Acting: Another mixed bag. Of the trio, Hadley Fraser is probably the most polarizing, and the bottom of the lot for me - too aggressive, too unsympathetic, and by the time he actually comes around to changing and being nicer to Christine, it was too little too late for me sadly. Sierra Boggess is my favorite of the trio and her ‘Wishing’ is without a doubt the standout of the show, but I do find her acting a little stage-y at times. Ramin Karimloo, as with his singing, is extremely emotional, which makes up for the fact that his interpretation is pretty standard and conventional; I just wish he were less violent. However, it’s also a major improvement on his cold, stereotypically autistic Phantom of his London run. He and Boggess have good chemistry, but the downside is that when combined with Fraser’s grumpy Raoul, the show leans heavily towards E/C.
Overall interpretation: Like I’ve said, the show itself is about 90% replica blocking, with most changes being made for the new setting. Having said that, some of those seemingly minor changes, plus the interpretations of the leads, do make the show come off more heavily E/C, and especially it seems to favor a version where Love Never Dies is likely to happen. That’s fine if you like the sequel, or if the rest of the show is good enough to make up for it; for me, I can sometimes tolerate it, but other times find it irritating.
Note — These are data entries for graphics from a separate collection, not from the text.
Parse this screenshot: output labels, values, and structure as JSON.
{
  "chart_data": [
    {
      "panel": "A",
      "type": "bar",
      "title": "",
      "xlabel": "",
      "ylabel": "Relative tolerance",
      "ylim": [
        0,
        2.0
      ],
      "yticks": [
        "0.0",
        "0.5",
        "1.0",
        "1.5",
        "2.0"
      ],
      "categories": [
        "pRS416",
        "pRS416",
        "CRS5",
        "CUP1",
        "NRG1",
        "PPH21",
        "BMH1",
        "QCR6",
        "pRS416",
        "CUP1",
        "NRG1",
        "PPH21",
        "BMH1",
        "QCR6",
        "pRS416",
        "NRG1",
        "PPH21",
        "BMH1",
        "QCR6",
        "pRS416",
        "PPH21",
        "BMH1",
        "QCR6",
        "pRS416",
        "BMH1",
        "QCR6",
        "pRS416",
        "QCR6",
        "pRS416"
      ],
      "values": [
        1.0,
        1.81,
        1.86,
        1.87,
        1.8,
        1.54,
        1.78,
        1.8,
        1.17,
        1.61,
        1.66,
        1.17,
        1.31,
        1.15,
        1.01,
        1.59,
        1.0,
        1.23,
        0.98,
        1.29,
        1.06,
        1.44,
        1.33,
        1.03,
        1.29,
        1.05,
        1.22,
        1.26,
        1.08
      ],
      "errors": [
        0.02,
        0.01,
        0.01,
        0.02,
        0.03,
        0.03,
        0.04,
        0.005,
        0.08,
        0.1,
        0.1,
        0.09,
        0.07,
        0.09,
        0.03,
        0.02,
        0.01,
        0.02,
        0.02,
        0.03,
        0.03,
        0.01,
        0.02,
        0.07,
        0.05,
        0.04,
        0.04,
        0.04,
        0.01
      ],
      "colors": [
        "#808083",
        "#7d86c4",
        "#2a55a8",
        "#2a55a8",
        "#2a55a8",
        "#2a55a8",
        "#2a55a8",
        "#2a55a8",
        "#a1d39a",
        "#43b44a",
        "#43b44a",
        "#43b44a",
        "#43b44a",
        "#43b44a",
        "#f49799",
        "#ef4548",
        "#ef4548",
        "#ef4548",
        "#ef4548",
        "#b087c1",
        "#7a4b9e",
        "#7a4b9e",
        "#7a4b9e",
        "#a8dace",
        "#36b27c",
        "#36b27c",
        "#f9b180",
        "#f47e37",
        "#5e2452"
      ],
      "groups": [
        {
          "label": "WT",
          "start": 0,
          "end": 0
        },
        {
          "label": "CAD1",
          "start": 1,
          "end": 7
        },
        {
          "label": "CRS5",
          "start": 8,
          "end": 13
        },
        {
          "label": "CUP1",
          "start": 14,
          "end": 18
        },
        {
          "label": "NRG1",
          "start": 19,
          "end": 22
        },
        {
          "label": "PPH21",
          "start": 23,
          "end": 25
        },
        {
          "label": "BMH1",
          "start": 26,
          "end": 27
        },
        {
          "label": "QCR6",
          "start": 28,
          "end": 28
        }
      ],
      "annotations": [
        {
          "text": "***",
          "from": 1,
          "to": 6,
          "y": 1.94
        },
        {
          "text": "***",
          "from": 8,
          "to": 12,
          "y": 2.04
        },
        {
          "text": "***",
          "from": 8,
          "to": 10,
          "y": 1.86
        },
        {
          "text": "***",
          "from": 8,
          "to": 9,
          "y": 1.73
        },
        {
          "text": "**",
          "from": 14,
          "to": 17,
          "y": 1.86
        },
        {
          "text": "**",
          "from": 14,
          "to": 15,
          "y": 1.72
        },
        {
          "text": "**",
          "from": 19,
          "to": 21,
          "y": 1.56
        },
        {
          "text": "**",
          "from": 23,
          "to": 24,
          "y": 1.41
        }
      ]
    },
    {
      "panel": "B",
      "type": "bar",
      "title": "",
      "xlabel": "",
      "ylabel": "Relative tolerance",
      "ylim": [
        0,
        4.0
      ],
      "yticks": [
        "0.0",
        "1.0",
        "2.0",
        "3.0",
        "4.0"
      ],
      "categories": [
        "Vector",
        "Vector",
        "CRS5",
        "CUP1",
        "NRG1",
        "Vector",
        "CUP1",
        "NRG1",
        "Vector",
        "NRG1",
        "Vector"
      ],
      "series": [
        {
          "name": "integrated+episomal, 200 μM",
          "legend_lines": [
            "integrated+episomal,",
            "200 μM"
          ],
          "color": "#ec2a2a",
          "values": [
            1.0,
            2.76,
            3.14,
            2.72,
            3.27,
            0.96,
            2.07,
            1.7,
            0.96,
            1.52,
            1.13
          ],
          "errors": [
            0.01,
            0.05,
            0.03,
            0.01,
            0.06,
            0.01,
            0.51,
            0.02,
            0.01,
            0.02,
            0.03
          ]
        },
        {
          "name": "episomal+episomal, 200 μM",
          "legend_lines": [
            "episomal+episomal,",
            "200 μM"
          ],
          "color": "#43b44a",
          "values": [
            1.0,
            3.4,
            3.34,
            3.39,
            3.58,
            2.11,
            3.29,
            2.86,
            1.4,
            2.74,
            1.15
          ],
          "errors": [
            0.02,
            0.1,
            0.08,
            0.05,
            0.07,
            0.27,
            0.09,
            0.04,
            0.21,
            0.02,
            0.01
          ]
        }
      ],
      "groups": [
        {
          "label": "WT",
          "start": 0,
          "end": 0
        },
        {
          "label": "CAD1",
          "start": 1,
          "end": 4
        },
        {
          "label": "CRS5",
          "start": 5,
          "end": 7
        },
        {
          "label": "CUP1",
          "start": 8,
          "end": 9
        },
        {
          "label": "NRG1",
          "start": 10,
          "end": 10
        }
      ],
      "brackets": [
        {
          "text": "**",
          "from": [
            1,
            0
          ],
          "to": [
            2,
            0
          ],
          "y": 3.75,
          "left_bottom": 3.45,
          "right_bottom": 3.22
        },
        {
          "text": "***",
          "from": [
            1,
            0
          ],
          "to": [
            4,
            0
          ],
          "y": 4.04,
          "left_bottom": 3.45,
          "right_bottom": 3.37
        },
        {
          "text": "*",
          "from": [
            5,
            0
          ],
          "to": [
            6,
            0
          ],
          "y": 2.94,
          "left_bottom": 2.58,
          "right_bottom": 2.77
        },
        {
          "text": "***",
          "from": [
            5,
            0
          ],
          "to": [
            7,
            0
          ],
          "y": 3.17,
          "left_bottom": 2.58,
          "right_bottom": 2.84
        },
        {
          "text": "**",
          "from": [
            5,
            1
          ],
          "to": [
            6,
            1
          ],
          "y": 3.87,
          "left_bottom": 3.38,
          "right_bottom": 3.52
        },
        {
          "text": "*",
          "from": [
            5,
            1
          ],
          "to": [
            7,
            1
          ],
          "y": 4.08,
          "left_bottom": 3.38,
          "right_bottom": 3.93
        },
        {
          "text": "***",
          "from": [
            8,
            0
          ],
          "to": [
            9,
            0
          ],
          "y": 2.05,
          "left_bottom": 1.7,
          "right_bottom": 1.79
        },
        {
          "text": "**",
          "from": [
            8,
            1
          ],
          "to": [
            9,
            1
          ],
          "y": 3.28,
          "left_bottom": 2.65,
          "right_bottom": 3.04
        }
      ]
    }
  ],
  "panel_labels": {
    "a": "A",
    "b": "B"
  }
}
FINAL GRADE: 7.5/10. A beautifully shot show that stays fairly true to the original musical and with a strong ensemble and supporting cast. However, and just personally, the E/C and LND tendencies, the fact that I don’t care all that much for the three leads, and just how many times I’ve seen it giffed and edited and streamed and talked about so, so much in all my years as a phan, means that it’s kind of lost it’s luster. Still, even if I would be quite happy to never view it again, I would recommend it for the new phan who wants an accessible way to start diving into the stage show.